Pour le reste, c’est nul. La propagande n’aime pas les films narratifs ; beaucoup de cette époque se ressemble, mais Dojvenko se montre particulièrement mauvais à livrer un semblant de continuité narrative (je pense que les autorités forçaient cette vision « totale », panoramique, non centrée sur des personnages : l’individu, c’est petit-bourgeois), à diriger des acteurs et à trouver un semblant de rythme.
Ce sont les effets du cinéma muet. Avec l’apparition du son (des dialogues, plus précisément), l’image alliée à de la musique ne produit plus cette sorte de berceuse sidérante propre au muet : le parlant exige d’instaurer des situations ou un récit-cadre dans lequel une « voix » présente des événements façon « histoire au coin du feu », et ça, beaucoup de réalisateurs ne le comprennent pas encore. Le muet pouvait prendre le rythme et la composition d’une pièce de musique, d’un ballet ; avec le parlant, la scène et la logique narrative imposent un nouveau cadre auquel plus personne ne peut échapper.

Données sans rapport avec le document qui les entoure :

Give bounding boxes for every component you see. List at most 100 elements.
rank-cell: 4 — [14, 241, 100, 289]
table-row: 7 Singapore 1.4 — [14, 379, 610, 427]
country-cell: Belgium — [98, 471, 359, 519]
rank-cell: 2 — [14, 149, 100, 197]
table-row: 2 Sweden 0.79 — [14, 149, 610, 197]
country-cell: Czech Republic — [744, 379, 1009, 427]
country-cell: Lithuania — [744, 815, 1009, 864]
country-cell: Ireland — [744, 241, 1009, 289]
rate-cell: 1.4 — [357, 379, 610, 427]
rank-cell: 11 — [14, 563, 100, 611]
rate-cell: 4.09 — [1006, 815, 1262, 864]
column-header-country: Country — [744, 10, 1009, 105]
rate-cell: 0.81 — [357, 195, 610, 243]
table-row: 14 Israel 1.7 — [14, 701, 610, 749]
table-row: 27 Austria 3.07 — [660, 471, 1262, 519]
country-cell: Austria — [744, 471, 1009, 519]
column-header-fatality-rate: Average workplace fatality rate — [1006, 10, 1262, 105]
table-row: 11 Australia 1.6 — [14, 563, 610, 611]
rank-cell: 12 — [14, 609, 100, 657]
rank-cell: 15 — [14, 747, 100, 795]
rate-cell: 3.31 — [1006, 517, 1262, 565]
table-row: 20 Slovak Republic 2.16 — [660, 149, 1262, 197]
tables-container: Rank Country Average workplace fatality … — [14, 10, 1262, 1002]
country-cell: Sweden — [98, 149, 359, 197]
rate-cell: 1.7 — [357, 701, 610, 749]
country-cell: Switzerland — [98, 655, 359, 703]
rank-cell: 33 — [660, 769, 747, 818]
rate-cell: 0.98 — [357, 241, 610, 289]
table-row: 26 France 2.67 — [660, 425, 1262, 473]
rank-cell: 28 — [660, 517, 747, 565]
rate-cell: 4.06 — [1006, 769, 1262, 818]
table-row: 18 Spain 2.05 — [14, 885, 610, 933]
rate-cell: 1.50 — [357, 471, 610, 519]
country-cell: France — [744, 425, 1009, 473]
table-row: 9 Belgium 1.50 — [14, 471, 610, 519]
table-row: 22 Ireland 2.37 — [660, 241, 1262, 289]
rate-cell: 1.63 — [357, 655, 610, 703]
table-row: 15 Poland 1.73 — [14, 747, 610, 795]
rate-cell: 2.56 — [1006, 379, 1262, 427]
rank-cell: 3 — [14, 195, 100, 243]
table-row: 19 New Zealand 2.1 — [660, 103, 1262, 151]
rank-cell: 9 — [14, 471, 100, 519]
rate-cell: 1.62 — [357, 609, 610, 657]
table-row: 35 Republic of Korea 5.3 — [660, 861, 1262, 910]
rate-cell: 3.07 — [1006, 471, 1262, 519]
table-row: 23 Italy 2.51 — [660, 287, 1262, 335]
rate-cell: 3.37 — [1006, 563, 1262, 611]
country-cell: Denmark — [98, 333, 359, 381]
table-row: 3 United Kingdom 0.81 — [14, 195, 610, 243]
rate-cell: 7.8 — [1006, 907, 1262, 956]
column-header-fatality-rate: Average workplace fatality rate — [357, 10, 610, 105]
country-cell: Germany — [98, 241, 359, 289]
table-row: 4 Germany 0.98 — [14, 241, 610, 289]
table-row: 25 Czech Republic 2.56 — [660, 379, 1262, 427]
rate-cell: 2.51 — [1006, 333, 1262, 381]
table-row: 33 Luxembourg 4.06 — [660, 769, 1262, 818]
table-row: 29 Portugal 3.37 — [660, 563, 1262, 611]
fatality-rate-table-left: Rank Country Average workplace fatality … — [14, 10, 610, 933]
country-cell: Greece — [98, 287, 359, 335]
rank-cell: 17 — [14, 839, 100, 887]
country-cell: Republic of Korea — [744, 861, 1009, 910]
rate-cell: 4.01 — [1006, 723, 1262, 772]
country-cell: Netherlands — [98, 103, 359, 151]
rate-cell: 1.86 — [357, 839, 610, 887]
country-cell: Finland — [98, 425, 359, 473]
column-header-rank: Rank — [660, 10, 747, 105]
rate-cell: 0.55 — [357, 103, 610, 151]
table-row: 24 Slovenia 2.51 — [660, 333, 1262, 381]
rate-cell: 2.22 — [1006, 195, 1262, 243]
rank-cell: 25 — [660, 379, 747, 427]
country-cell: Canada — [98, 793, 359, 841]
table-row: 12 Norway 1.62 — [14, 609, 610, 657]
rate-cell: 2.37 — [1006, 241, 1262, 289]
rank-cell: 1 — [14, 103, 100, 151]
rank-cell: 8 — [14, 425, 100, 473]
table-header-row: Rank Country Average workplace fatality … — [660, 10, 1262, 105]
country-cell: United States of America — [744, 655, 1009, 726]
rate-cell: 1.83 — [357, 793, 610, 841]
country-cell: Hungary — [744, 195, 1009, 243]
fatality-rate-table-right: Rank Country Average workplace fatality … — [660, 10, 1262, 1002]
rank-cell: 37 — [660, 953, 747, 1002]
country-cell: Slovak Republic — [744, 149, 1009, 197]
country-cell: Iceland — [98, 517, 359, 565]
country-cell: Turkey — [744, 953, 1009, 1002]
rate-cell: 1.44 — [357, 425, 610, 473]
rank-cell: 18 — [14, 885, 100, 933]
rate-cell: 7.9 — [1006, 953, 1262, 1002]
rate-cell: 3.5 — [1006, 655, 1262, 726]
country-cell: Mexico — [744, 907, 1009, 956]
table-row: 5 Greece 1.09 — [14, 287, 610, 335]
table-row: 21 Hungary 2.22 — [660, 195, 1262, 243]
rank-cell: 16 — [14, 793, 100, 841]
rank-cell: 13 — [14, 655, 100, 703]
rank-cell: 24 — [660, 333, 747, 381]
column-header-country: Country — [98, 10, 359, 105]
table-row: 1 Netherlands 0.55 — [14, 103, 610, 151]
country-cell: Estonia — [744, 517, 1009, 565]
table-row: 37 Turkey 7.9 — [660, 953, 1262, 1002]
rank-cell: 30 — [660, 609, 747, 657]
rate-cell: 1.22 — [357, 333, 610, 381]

Aerograd, Alexandre Dovjenko (1935)
commentaire :
5 heures 40, André de Toth (1939)
Énigme policière so british censée se dérouler à Paris avec les codes en usage de l’autre côté de l’Atlantique dans une production hongroise. La globalisation. (Excellente direction d’acteurs.)
Pitfall/Le Piège, André de Toth (1948)
Quintette à la Naruse qui tourne à l’américaine : cinq protagonistes, trois armes à feu, que pourrait-il se passer de mal ?
– Le mari, agent d’assurance, forcément lâche et coureur (code Hays oblige, la production l’a probablement affadi, quel honnête homme n’a pas fauté au moins une fois dans sa vie ?).
– Sa femme, rangée, digne, inflexible, jusqu’au jour où son homme lui avoue sa liaison (on peut regretter de ne pas la voir avec un pistolet à pâtisserie ; son arme à elle, ce sera les apparences : en bonne petite bourgeoise, elle décidera de faire comme si de rien n’était).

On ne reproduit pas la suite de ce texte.